20 Apr 2024
Sunday 9 March 2014 - 11:13
Story Code : 88050

EUs Ashton in goodwill visit to Iran

TEHRAN: EU foreign policy chief Catherine Ashton was in Iran Sunday for top-level meetings with officials who are pursuing a track of talks they hope will eventually end international pressure and suspicions over Tehran's nuclear programme.
Ashton's mainly symbolic visit comes amid a thaw in Iran's strained relations with the West after Tehran signed a preliminary deal last November rolling back parts of its nuclear activities in return for a curbing of some Western sanctions.

The breakthrough was made possible after last year's election of Iranian President Hassan Rouhani, viewed as a relative moderate who has the ear of supreme leader Ayatollah Ali Khamenei.

The November deal has opened the way to discussions aimed at reaching a definitive accord between Iran and the five permanent members of the UN Security Council, plus Germany -- the so-called P5+1.

Negotiators hope to reach final agreement by July 20, when the interim pact is due to expire.

Experts from all the parties have already met to prepare the way for the next high-level talks in Vienna on March 17, which will be followed by several others rounds until July.

Ashton, who leads the P5+1's engagement with Iran, will meet Rouhani, Foreign Minister Mohammad Javad Zarif, "as well as other senior officials and representatives from leading Civil Society organisations," a brief statement from her office said.

Iranian media quoted Deputy Foreign Minister Majid Takhte Ravanchi as saying that Ashton was in Iran to discuss "bilateral ties between Iran and European Union".

He added: "Naturally the nuclear issue will be raised too."

The trip is the first to Iran by a European Union policy chief since 2008.

On Sunday, Ashton is scheduled to meet Rouhani, Parliament speaker Ali Larijani and Zarif.

Her trip follows official visits by top diplomats from Italy, Sweden, Belgium and Spain.

"She comes to further oil the wheels of relations with Iran," one Tehran-based European diplomat told AFP.
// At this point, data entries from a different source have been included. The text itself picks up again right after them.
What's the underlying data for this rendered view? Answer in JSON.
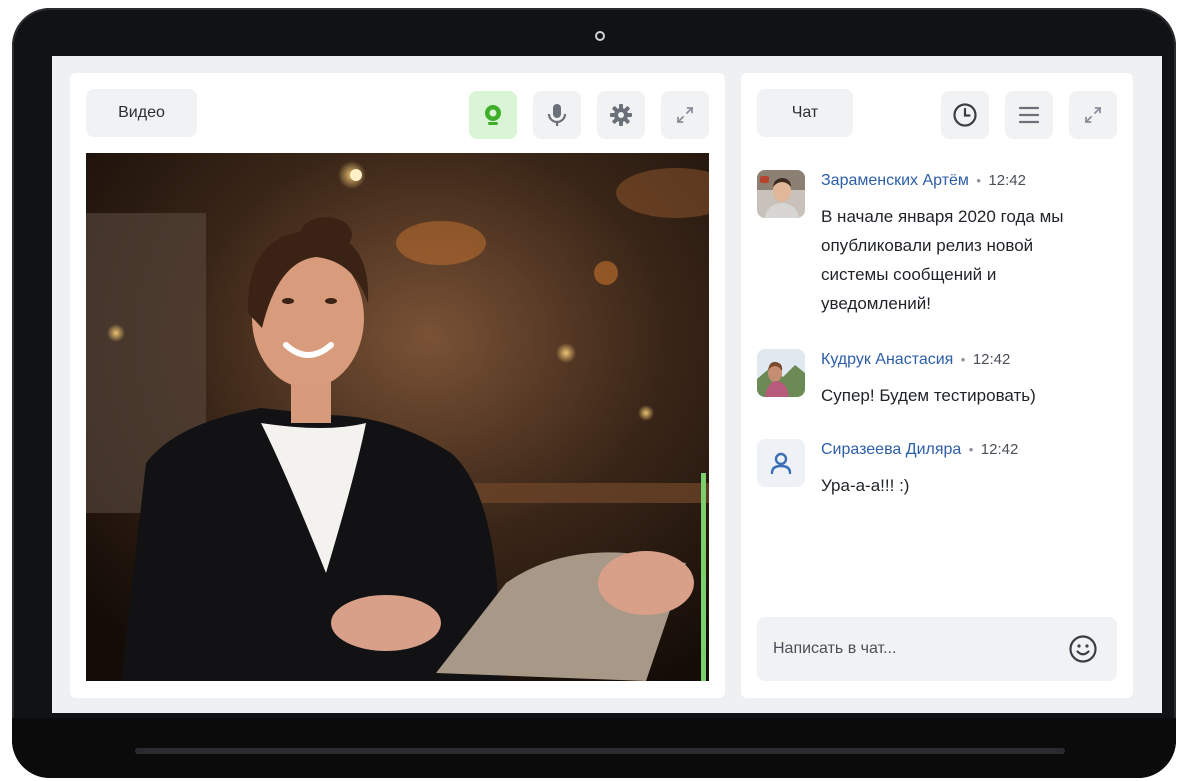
{
  "video": {
    "title": "Видео",
    "tools": [
      {
        "icon": "webcam-icon",
        "active": true
      },
      {
        "icon": "microphone-icon"
      },
      {
        "icon": "gear-icon"
      },
      {
        "icon": "expand-icon"
      }
    ],
    "accent_color": "#3fae2a"
  },
  "chat": {
    "title": "Чат",
    "tools": [
      {
        "icon": "clock-icon"
      },
      {
        "icon": "menu-icon"
      },
      {
        "icon": "expand-icon"
      }
    ],
    "messages": [
      {
        "author": "Зараменских Артём",
        "separator": "•",
        "time": "12:42",
        "text": "В начале января 2020 года мы опубликовали релиз новой системы сообщений и уведомлений!",
        "avatar": "photo-avatar"
      },
      {
        "author": "Кудрук Анастасия",
        "separator": "•",
        "time": "12:42",
        "text": "Супер! Будем тестировать)",
        "avatar": "photo-avatar"
      },
      {
        "author": "Сиразеева Диляра",
        "separator": "•",
        "time": "12:42",
        "text": "Ура-а-а!!! :)",
        "avatar": "user-icon"
      }
    ],
    "input": {
      "placeholder": "Написать в чат...",
      "value": ""
    },
    "author_color": "#2d5ea8"
  }
}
"It is also a goodwill gesture from the EU."

- Human rights on agenda -

The issue of human rights will also be on Ashton's agenda, despite the potential to upset Iranian hardliners, sources close to the delegation said.

An eight-member European Parliament group visited Iran in December and met rights lawyer Nasrin Sotoudeh and film-maker Jafar Panahi, sparking criticism from conservative politicians.

MP Kazem Jalali called the meeting tantamount to "interference in Iran's internal affairs".

Sotoudeh was released from jail along with nearly a dozen other political prisoners last September, part of Rouhani's charm offensive.

The United States, other Western powers and Israel have long suspected Iran of using its civil nuclear energy programme as a cover for developing atomic weapons, a charge denied by Tehran.

Zarif has repeatedly said a comprehensive nuclear deal with world powers was within the reach by July.

However, there are many outstanding sensitive issues including the scope of Iran's enrichment programme, demands that its bunkered Fordo uranium enrichment site be closed and the Arak heavy-water reactor.

The unfinished Arak reactor is of concern to the West because Tehran could theoretically extract weapons-grade plutonium from its spent fuel if it also builds a reprocessing facility, giving it a second possible route to a nuclear bomb.

Iran refuses to close its controversial nuclear facilities, saying it could take measures to reassure the West about the peaceful nature of the plants.